Aquí nace, precisamente, el universo que Cervantes creó en El Quijote. Ésa es la figura que encontramos en Alosnso Quijano. Un rentista soltero y ocioso que vive con su sobrina y con un ama, y que ha encontrado en las novelas impresas de caballería, el mejor de los remedios para escapar al tedio de una existencia tan desierta de sentido como algunos de los paisajes de la Mancha. El invento de Gutenberg debió de resultar balsámico para los Alonso Quijano de toda Europa, quienes seguramente no dejaron de demandar dosis cada vez mayores de sentido en forma de ficciones novelísticas fáciles de entender gracias a las convenciones de género. La imprenta hizo posible que los libros de relatos produjeran una experiencia cada vez menos literaria pero, al mismo tiempo más adictiva. Cevantes debió de sentirse ante esa inflación narrativa e impresa como un chef de cocina ante un donut. Y entonces decidió vengarse convirtiendo a uno de esos nuevos lectores en un héroe novelesco, y haciendo colisionar la realidad con la alucinación.

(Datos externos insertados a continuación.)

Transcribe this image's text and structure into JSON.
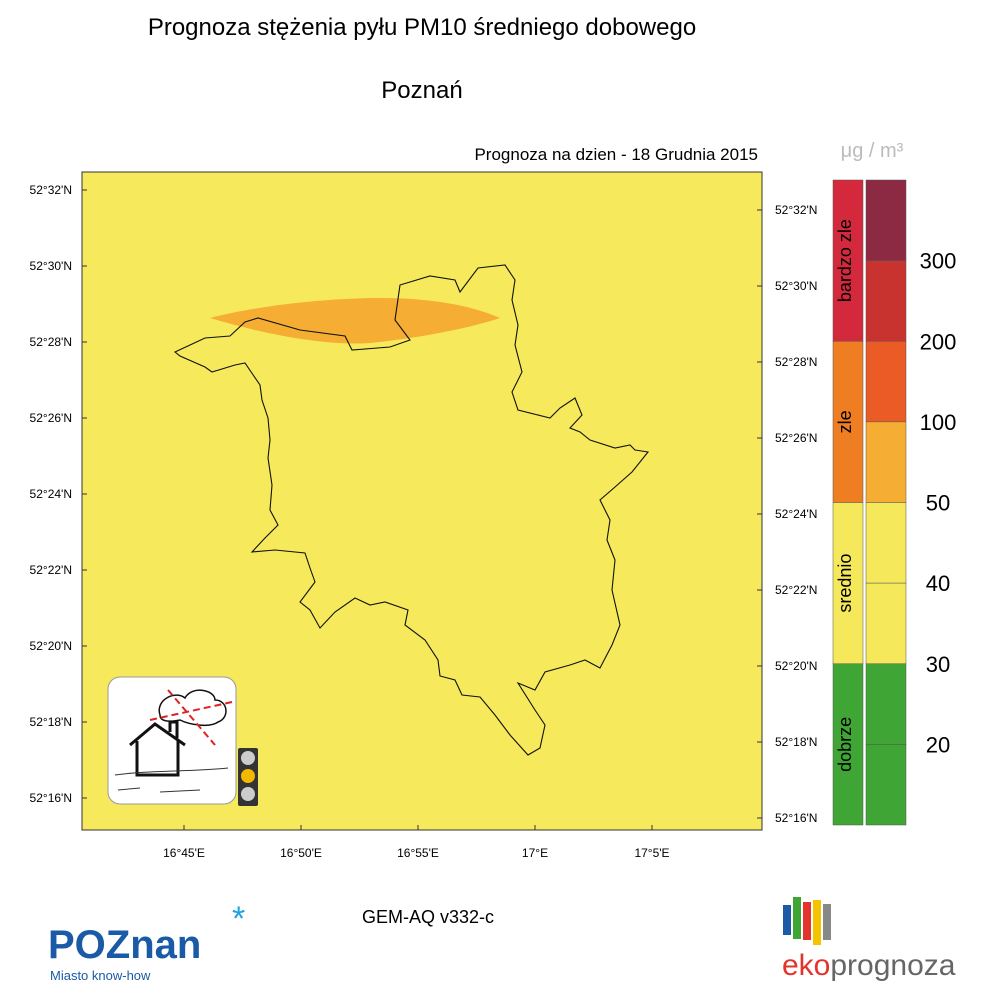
{
  "header": {
    "title": "Prognoza stężenia pyłu PM10 średniego dobowego",
    "subtitle": "Poznań"
  },
  "map": {
    "date_label": "Prognoza na dzien -  18 Grudnia 2015",
    "lat_labels_left": [
      "52°32'N",
      "52°30'N",
      "52°28'N",
      "52°26'N",
      "52°24'N",
      "52°22'N",
      "52°20'N",
      "52°18'N",
      "52°16'N"
    ],
    "lat_labels_right": [
      "52°32'N",
      "52°30'N",
      "52°28'N",
      "52°26'N",
      "52°24'N",
      "52°22'N",
      "52°20'N",
      "52°18'N",
      "52°16'N"
    ],
    "lon_labels": [
      "16°45'E",
      "16°50'E",
      "16°55'E",
      "17°E",
      "17°5'E"
    ]
  },
  "legend": {
    "unit": "μg / m³",
    "categories": [
      {
        "label": "bardzo zle",
        "color": "#d4293d"
      },
      {
        "label": "zle",
        "color": "#ef7d22"
      },
      {
        "label": "srednio",
        "color": "#f5e85a"
      },
      {
        "label": "dobrze",
        "color": "#3fa535"
      }
    ],
    "scale_colors": [
      "#8b2a42",
      "#c8322f",
      "#ea5b25",
      "#f5ad34",
      "#f5e85a",
      "#f5e85a",
      "#3fa535",
      "#3fa535"
    ],
    "thresholds": [
      300,
      200,
      100,
      50,
      40,
      30,
      20
    ]
  },
  "footer": {
    "model": "GEM-AQ v332-c",
    "logo_left": "POZnan",
    "tagline": "Miasto know-how",
    "logo_right_a": "eko",
    "logo_right_b": "prognoza"
  }
}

El Quijote nos habla, por tanto, de una doble mutación: por un lado, la del lector, cada vez más convertido en un devorador de productos escritos. Por otro lado la que afecta la mundo del libro cuando tras la imprenta comienza a comportarse según las leyes de la abundancia, y no las de la escasez como en la Edad Media. La imprenta ha traído una inflación de libros, y con ello la difusión de obras de segunda, tercera y cuarta categorías. Obras que en el asutero mundo medieval nunca habrían visto la luz o que jamás nadie se habría tomado la molestia de copiar. En el fondo, Alonso Quijano es el primer consumidor de productos culturales de serie B. En el fondo, el propio Quijote aprovecha los recursos de ee universo , si bien magistralmente, para deconstruirla. Cervantes tiene la esperanza de darle un tiro de gracia a la literatura de serie B, pero lo que hace es recrearla. Por cierto, ¿no recuerda esto a Tarantino? ¿A quién debe el director de Pulp Fiction o Kill Bill más que a Miguel de Cervantes y a Don Quijote?

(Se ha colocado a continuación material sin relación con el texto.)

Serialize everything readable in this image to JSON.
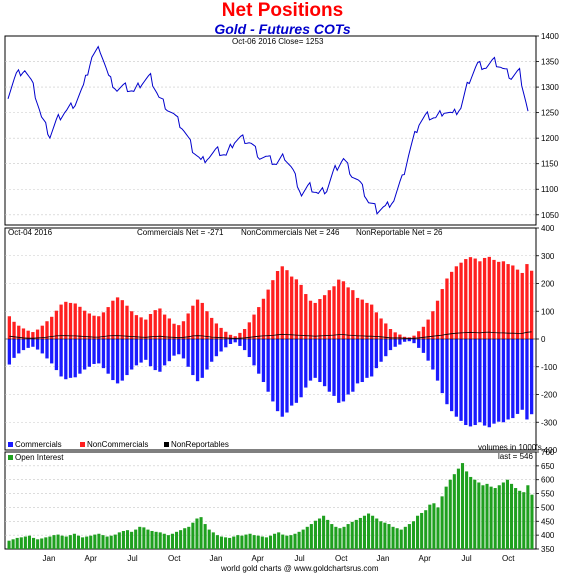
{
  "title": "Net Positions",
  "subtitle": "Gold - Futures COTs",
  "footer": "world gold charts @ www.goldchartsrus.com",
  "colors": {
    "price": "#0000cc",
    "commercials": "#1a1aff",
    "noncommercials": "#ff2020",
    "nonreportables": "#000000",
    "open_interest": "#1fa01f",
    "axis": "#000000",
    "grid": "#c8c8c8"
  },
  "chart_data": [
    {
      "type": "line",
      "panel": "price",
      "annotation": "Oct-06  2016    Close= 1253",
      "ylim": [
        1030,
        1400
      ],
      "yticks": [
        1050,
        1100,
        1150,
        1200,
        1250,
        1300,
        1350,
        1400
      ],
      "grid": true,
      "series": [
        {
          "values": [
            1285,
            1325,
            1335,
            1300,
            1240,
            1205,
            1240,
            1255,
            1270,
            1300,
            1360,
            1375,
            1320,
            1295,
            1300,
            1290,
            1310,
            1320,
            1280,
            1260,
            1240,
            1215,
            1180,
            1155,
            1165,
            1175,
            1165,
            1195,
            1200,
            1190,
            1165,
            1160,
            1150,
            1165,
            1135,
            1090,
            1105,
            1090,
            1100,
            1140,
            1160,
            1130,
            1110,
            1075,
            1060,
            1065,
            1080,
            1120,
            1180,
            1230,
            1245,
            1240,
            1255,
            1245,
            1260,
            1315,
            1345,
            1340,
            1350,
            1335,
            1320,
            1330,
            1253
          ]
        }
      ]
    },
    {
      "type": "bar",
      "panel": "net_positions",
      "annotation": "Oct-04  2016",
      "ylim": [
        -400,
        400
      ],
      "yticks": [
        -400,
        -300,
        -200,
        -100,
        0,
        100,
        200,
        300,
        400
      ],
      "legend_position": "bottom-left",
      "series": [
        {
          "name": "Commercials",
          "label": "Commercials Net = -271",
          "values": [
            -92,
            -68,
            -52,
            -40,
            -32,
            -28,
            -38,
            -52,
            -70,
            -88,
            -112,
            -135,
            -145,
            -140,
            -138,
            -125,
            -110,
            -100,
            -90,
            -88,
            -105,
            -125,
            -148,
            -160,
            -150,
            -130,
            -110,
            -95,
            -85,
            -75,
            -98,
            -112,
            -118,
            -95,
            -80,
            -60,
            -55,
            -70,
            -100,
            -130,
            -152,
            -140,
            -110,
            -82,
            -62,
            -45,
            -30,
            -18,
            -12,
            -25,
            -40,
            -65,
            -95,
            -125,
            -155,
            -190,
            -225,
            -260,
            -280,
            -265,
            -240,
            -230,
            -210,
            -175,
            -150,
            -140,
            -155,
            -170,
            -190,
            -205,
            -230,
            -225,
            -200,
            -190,
            -160,
            -155,
            -140,
            -135,
            -105,
            -82,
            -62,
            -40,
            -28,
            -20,
            -10,
            -8,
            -15,
            -32,
            -50,
            -78,
            -110,
            -150,
            -195,
            -235,
            -260,
            -280,
            -295,
            -310,
            -315,
            -310,
            -300,
            -312,
            -318,
            -305,
            -298,
            -300,
            -290,
            -285,
            -270,
            -255,
            -290,
            -271
          ]
        },
        {
          "name": "NonCommercials",
          "label": "NonCommercials Net = 246",
          "values": [
            82,
            62,
            48,
            38,
            30,
            25,
            34,
            48,
            64,
            80,
            102,
            124,
            134,
            130,
            128,
            116,
            102,
            92,
            84,
            82,
            96,
            115,
            138,
            150,
            140,
            120,
            100,
            86,
            78,
            70,
            90,
            104,
            110,
            88,
            74,
            55,
            50,
            64,
            92,
            120,
            142,
            130,
            100,
            76,
            56,
            40,
            26,
            15,
            10,
            22,
            36,
            60,
            88,
            115,
            145,
            178,
            212,
            245,
            262,
            248,
            225,
            215,
            195,
            162,
            138,
            130,
            144,
            158,
            176,
            190,
            214,
            208,
            186,
            176,
            148,
            142,
            130,
            124,
            96,
            74,
            56,
            36,
            24,
            16,
            8,
            6,
            12,
            28,
            44,
            70,
            100,
            138,
            180,
            218,
            242,
            262,
            275,
            288,
            295,
            290,
            280,
            292,
            296,
            285,
            278,
            280,
            270,
            265,
            250,
            238,
            270,
            246
          ]
        },
        {
          "name": "NonReportables",
          "label": "NonReportable Net = 26",
          "values": [
            10,
            8,
            6,
            4,
            3,
            3,
            4,
            5,
            7,
            9,
            11,
            12,
            12,
            11,
            11,
            10,
            9,
            8,
            7,
            7,
            9,
            11,
            12,
            12,
            11,
            10,
            9,
            8,
            7,
            6,
            8,
            9,
            10,
            8,
            7,
            6,
            5,
            6,
            8,
            11,
            12,
            11,
            9,
            7,
            6,
            5,
            4,
            3,
            2,
            3,
            4,
            6,
            8,
            10,
            11,
            12,
            13,
            15,
            17,
            16,
            15,
            14,
            13,
            12,
            11,
            10,
            11,
            12,
            13,
            14,
            16,
            16,
            14,
            13,
            11,
            11,
            10,
            10,
            9,
            8,
            6,
            4,
            4,
            4,
            3,
            2,
            3,
            4,
            6,
            8,
            10,
            12,
            14,
            17,
            19,
            21,
            22,
            23,
            24,
            23,
            22,
            24,
            25,
            23,
            22,
            22,
            21,
            21,
            20,
            20,
            24,
            26
          ]
        }
      ]
    },
    {
      "type": "bar",
      "panel": "open_interest",
      "annotation": "volumes in 1000's",
      "ylim": [
        350,
        700
      ],
      "yticks": [
        350,
        400,
        450,
        500,
        550,
        600,
        650,
        700
      ],
      "series": [
        {
          "name": "Open Interest",
          "label": "last = 546",
          "values": [
            380,
            385,
            390,
            392,
            395,
            398,
            390,
            385,
            388,
            392,
            395,
            400,
            402,
            398,
            395,
            400,
            405,
            398,
            392,
            395,
            398,
            402,
            405,
            400,
            395,
            398,
            402,
            410,
            415,
            418,
            412,
            420,
            430,
            428,
            420,
            415,
            412,
            410,
            405,
            400,
            405,
            412,
            418,
            425,
            430,
            445,
            460,
            465,
            440,
            420,
            410,
            400,
            395,
            392,
            390,
            395,
            400,
            398,
            402,
            405,
            400,
            398,
            395,
            392,
            398,
            405,
            410,
            402,
            398,
            400,
            405,
            412,
            420,
            430,
            440,
            452,
            460,
            470,
            455,
            440,
            430,
            425,
            430,
            440,
            448,
            455,
            462,
            470,
            478,
            470,
            460,
            450,
            445,
            440,
            430,
            425,
            420,
            430,
            440,
            450,
            470,
            480,
            490,
            510,
            515,
            500,
            540,
            575,
            600,
            620,
            640,
            660,
            630,
            610,
            600,
            590,
            580,
            585,
            575,
            570,
            580,
            590,
            600,
            585,
            570,
            560,
            555,
            580,
            546
          ]
        }
      ]
    }
  ],
  "x_month_labels": [
    "Jan",
    "Apr",
    "Jul",
    "Oct",
    "Jan",
    "Apr",
    "Jul",
    "Oct",
    "Jan",
    "Apr",
    "Jul",
    "Oct"
  ]
}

irichc | Sep 22, 2008 | Reply
Qué buen artículo. Gracias.
Leí que a San Bernardo no le faltaron copistas, mientras que Pedro Abelardo no tuvo tanta suerte, dada su condición de heterodoxo, y ello a pesar de su gran fama. Ahora bien, aunque sus obras no se han perdido, todavía no gozan de la difusión que merecerían ya en la era de Gutenberg. Y otro tanto sucede con autores preilustrados que, siendo célebres en su tiempo, ahora no son más que una curiosidad erudita. Triste y paradójico panorama.